My Thoughts On This Book
How many mystery novels can boast cover blurbs from Ernest Hemingway? (“I never found anything for that empty time of day or night until the first fine Simenon books came out.”)
I enjoyed The Hotel Majestic, it kept me guessing and read quickly. Originally written in French in 1942 and translated to English in 1977, the book is not written in any way that’s typical. The story is in third person limited, the paragraphs are rather short, and the dialogs are often one sided (especially in phone call scenes). Also, there are a lot of ‘…’ (hellips) in descriptive sentences, which give a feel of movement in time.
He checked the time by his watch. It was ten to six. He began to walk quickly, pushing his bike, and his breath hung in the air as he panted along, with a burning sensation in his chest from the effort.
Avenue Foch…The shutters of the private houses were all still closed…Only an officer trotting along the ride followed by his orderly…
Getting lighter behind the Arc de Triomphe … He was hurrying along … getting very hot now …
Just at the corner of the Champs-?lys?es, a policeman in a cape, near the newspaper kiosk, called out: “Puncture?”
He nodded. Only three hundred metres more. The Hotel Majestic, on the left, with all its windows still shuttered. The street lamps barely shed any light now.
The manager was plunged in gloom. There was no need to tell an old hand like Maigret that it was a disaster for the hotel and that if there was any way of hushing it up…
“The Clark family have been here a week then…” murmured the superintendent. “What sort of people are they?”
“Well heeled … Very … He’s a great, tall, silent American, about forty … Forty-five perhaps … His wife – poor thing! – seems to be French … Twenty-eight or nine … I didn’t see very much of her … The governess is pretty … The maid, who also looks after the child, is very ordinary, rather surly … Ah! … I nearly forgot to tell you … Clark left for Rome yesterday morning …”
“Alone?”
Overall, The Hotel Majestic is paced so that it’s almost like watching a BBC mystery on fast forward, only stopping and hitting ‘play’ for the important scenes and then hitting ‘fast forward’ again through all the fluff between.
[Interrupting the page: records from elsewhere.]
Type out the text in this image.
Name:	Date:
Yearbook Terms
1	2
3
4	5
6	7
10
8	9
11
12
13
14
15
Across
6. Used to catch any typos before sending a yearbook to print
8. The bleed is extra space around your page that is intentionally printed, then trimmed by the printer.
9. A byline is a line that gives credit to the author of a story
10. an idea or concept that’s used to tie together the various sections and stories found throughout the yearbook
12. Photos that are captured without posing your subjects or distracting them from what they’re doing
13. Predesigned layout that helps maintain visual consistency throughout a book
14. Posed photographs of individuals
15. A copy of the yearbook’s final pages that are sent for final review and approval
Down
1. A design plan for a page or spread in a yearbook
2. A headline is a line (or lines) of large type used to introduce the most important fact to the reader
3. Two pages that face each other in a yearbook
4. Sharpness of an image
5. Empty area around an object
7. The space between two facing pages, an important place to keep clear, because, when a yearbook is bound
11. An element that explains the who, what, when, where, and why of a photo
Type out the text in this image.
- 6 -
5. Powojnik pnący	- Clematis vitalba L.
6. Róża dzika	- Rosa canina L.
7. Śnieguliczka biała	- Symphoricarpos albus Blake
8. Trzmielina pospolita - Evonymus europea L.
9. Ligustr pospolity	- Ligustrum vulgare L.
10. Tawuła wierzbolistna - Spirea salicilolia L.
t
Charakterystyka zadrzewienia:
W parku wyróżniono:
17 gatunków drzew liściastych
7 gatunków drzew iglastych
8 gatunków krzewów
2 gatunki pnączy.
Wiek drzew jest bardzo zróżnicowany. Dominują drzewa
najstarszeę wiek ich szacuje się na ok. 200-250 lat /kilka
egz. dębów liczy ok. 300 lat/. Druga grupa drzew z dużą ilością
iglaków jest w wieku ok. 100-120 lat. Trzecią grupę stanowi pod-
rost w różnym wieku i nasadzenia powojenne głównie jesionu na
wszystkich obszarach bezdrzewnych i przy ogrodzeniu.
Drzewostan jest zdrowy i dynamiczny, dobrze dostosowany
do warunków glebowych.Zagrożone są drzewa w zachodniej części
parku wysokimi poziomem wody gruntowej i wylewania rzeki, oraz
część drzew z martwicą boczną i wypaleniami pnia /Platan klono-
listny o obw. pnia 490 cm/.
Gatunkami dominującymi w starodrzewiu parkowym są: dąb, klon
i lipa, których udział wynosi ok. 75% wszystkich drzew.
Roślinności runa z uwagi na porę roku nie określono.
It’s very unusual and a bit new and fresh in mind-feel (if you follow me), even though it was written in 1942.
From the introduction:
According to Simenon, the character Jules Maigret came to him one afternoon in a cafe in the small Dutch port of Delfzijl as he wrestled with writing a different sort of detective story.
Georges Simenon was one of the biggest figures in European literature, according to this introduction. I can see why; his prose is completely different from everything else out there; than or now.
Definitely highly recommended for the mystery fan looking for something different.